Description:
This project explores sports event attendance data to uncover insights using Python libraries such as Pandas, pandasql, and visualization tools like Matplotlib and Seaborn. The project involves loading and manipulating sports event data from Excel files, performing SQL-like queries in Python, and visualizing trends in attendance based on various factors like game timing and weather conditions.
Key Features and Analysis Performed:
-
Data Loading and Preparation: Imported datasets from Excel files into Pandas DataFrames, including game sales, UCP scans, and reservations.
-
SQL-like Data Queries: Utilized pandasql for SQL-style querying within Python. Analyses included comparing attendance for evening and afternoon games, monthly attendance trends, and UCP member behavior.
-
Attendance Analysis: Investigated the correlation between game timing (evening vs. afternoon) and attendance, average attendance by month, and the behavior of UCP members with specific reservation and scan thresholds.
-
Web Scraping: Employed Python's requests and BeautifulSoup for scraping game data from a sports website, enhancing the dataset.
-
Data Transformation and Feature Engineering: Enhanced the data with calculated fields such as game time and attendance status, and merged with weather data for comprehensive analysis.
-
Data Visualization: Utilized Matplotlib and Seaborn for plotting various aspects of the data, such as attendance trends by game time, month, and other factors.
-
Predictive Modeling and Machine Learning: Explored various machine learning models like Linear Regression, Random Forest, and XGBoost to predict attendance, including hyperparameter tuning and model evaluation using RMSE and R2 score.
-
Feature Importance Analysis: Determined the importance of various features in the attendance prediction using the Random Forest model.
-
Custom Predictions and Insights: Made custom attendance predictions based on specific game conditions and visualized true vs. predicted attendance comparisons.
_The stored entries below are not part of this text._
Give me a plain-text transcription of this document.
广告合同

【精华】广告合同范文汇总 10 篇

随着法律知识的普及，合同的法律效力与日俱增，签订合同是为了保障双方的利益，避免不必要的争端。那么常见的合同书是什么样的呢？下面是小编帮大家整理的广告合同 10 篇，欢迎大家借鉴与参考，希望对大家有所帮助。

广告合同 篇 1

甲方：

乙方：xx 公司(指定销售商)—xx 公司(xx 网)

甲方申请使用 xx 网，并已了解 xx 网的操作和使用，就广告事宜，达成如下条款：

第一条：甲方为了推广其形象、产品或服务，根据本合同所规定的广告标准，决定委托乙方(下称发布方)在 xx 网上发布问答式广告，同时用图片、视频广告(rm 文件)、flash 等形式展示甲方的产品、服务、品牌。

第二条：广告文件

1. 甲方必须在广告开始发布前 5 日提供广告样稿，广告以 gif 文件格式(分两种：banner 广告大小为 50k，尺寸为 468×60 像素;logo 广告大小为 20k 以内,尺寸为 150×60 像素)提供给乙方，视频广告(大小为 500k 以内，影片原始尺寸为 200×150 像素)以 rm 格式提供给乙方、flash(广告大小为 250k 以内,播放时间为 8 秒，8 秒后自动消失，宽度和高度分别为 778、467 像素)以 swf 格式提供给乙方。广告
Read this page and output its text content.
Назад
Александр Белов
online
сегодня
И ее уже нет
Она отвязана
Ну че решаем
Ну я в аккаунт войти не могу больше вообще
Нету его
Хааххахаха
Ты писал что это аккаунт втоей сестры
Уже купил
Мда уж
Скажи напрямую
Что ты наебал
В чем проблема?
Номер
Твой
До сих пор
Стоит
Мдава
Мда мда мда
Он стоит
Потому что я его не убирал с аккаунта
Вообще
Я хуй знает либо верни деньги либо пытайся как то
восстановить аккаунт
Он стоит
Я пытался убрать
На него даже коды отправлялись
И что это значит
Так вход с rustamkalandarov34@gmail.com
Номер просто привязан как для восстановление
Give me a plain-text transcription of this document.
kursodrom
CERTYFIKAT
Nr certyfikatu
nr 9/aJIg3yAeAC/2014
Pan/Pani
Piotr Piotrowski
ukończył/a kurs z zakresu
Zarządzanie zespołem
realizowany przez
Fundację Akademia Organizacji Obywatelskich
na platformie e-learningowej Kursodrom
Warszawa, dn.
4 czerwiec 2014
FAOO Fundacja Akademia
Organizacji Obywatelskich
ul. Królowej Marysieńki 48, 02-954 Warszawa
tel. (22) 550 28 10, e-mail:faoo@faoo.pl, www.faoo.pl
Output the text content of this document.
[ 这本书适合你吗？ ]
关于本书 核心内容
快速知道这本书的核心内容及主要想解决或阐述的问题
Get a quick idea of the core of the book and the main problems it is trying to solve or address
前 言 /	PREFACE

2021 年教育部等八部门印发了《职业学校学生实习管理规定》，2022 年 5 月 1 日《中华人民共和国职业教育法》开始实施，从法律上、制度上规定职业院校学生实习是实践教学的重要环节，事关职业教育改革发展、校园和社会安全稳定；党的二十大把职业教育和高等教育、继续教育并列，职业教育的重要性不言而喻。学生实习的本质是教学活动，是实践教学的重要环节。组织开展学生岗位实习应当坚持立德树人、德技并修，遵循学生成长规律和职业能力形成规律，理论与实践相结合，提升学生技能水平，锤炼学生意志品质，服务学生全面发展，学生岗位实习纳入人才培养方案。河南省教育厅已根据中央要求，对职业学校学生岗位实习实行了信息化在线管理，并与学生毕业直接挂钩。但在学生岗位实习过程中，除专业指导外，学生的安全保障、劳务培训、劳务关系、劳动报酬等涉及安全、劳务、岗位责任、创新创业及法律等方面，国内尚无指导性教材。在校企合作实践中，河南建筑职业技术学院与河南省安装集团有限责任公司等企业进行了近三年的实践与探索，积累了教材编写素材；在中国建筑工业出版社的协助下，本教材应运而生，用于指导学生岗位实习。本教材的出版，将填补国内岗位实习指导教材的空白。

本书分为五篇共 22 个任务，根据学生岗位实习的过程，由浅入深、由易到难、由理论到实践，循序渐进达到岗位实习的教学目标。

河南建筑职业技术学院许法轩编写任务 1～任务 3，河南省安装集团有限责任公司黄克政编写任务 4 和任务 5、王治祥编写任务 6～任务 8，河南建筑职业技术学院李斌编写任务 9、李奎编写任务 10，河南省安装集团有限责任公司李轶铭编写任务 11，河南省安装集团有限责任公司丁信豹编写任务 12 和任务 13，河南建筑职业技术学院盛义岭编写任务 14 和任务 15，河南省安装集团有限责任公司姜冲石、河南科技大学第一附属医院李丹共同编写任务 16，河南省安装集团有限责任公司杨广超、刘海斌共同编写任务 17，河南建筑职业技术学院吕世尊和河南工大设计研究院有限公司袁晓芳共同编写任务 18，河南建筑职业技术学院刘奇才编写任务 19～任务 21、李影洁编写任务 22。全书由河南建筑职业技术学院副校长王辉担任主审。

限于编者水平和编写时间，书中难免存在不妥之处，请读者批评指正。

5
Technologies Used: Python, Pandas, pandasql, Matplotlib, Seaborn, BeautifulSoup, Machine Learning (scikit-learn, XGBoost).
The project provided detailed insights into factors affecting sports event attendance, showcasing the power of Python and SQL for data analysis and the effectiveness of machine learning in predictive analytics. The visualizations and models developed offer valuable tools for sports event management and marketing strategies.